Keeping ahead of the critics

Project Impact won't be the last problem Duke has to solve. For instance, the company has made huge gains in public perception on social issues over the past few years, notably through its embrace of green business practices. Duke has continued to drive the company in that direction, launching the Sustainable Product Index last year to track progress by its suppliers. He also broke new ground for the company this year when Wal-Mart pledged $2 billion to address the issue of hunger in America.

But when you're as big as Wal-Mart, there's always something. And lately it continues to be haunted by a nine-year- old class-action lawsuit that may or may not make its way to the Supreme Court. The suit, filed by six female employees in 2001, asserts that the company pays women less money than men for the same jobs and that women receive fewer promotions. In the spring a California circuit court ruled that the suit could proceed to trial as a class action on behalf of all women employees at the company since 1998. Wal-Mart has appealed that ruling to the high court, arguing that such a small group can't plausibly argue that it represents more than a million employees. But if it loses and the lawsuit is successful, the company could be exposed to billions of dollars in damages for back pay. And another big black eye.

Duke, unlike some Wal-Mart execs of the past, has been trying to stay ahead of the company's critics. Shortly after becoming CEO last year, he created the President's Global Council of Women's Leaders. The group of 15 top female executives meets once a month to discuss things like creating more networking opportunities.

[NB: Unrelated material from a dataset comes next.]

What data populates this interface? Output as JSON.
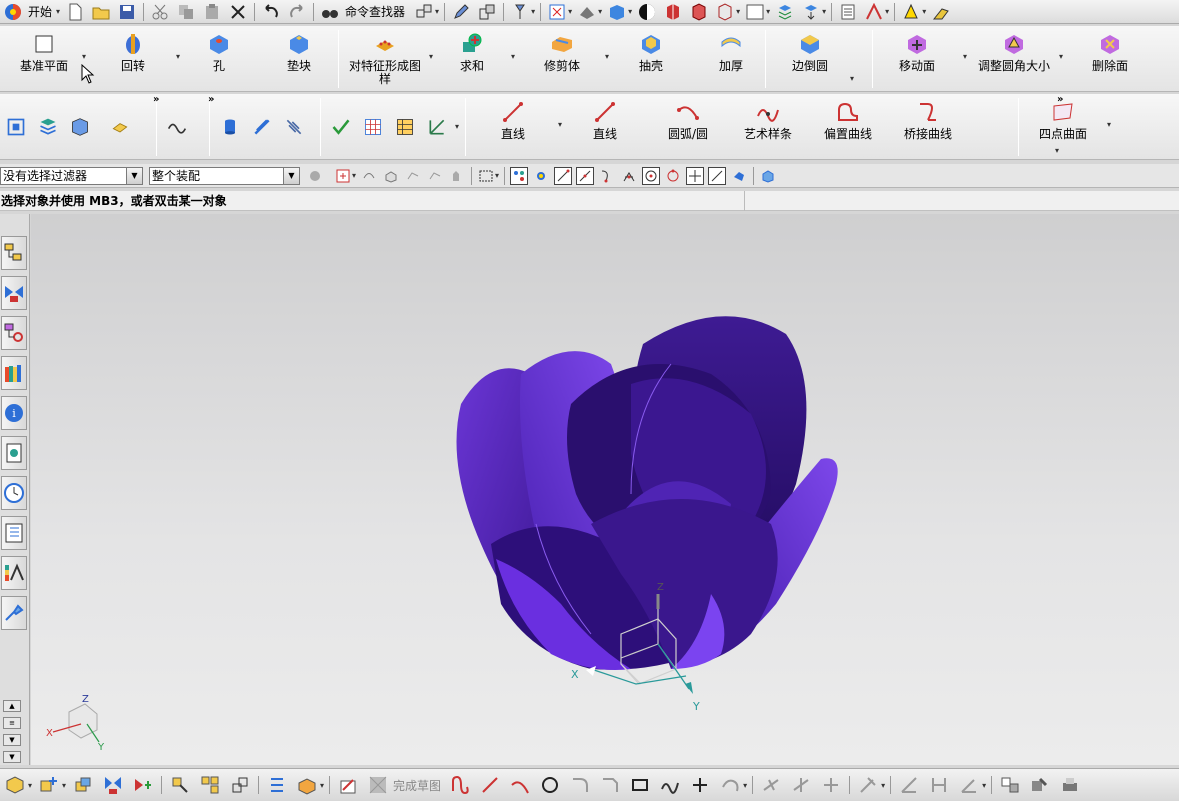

Duke denies that the decade-old lawsuit has had any influence on his desire to launch the women's council. "I've spent enough time in stores talking to women and see that 70% to 80% of our customers are women in every country where we operate," he says. "It's the right thing to do. But it's also good for our business if we have more women in leadership." Roz Brewer, 48, the chair of the council and chief of the chain's South division in the U.S., says her boss sincerely embraced the project: "He came to our meeting and said, 'You know, this isn't aggressive enough.' "

But ultimately -- the class-action suit, the green initiatives, the executive musical chairs aside -- Duke's biggest challenge is finding ways to keep the world's largest company growing. Even with 3,765 stores in the U.S. already, the company is convinced that it can keep expanding at home. And the recent news out of Chicago that Wal-Mart had reached an agreement to open at least 21 stores in the city was a major milestone for the retailer, which has long coveted access to urban populations and been denied it by fierce opposition from labor groups in big cities.

To meet Wall Street's modest expectations over the next five years, the company must increase its profits by a mind-boggling $3.68 billion. To use the Fortune 500 comparison again, that's greater than 463 of the companies on this year's list. Sales, meanwhile, are expected to top half a trillion dollars. That means a lot of expansion overseas in markets like China, India, and Brazil, and a virtual army of new-store managers and other executives. "In the old days when the company was smaller, everyone could take their lead from Sam Walton," says Duke. "Today we need hundreds of Sam Waltons, many of them in China, Brazil, and other countries around the world."

They'd better make sure to stock plenty of underwear. And watch the price of bananas.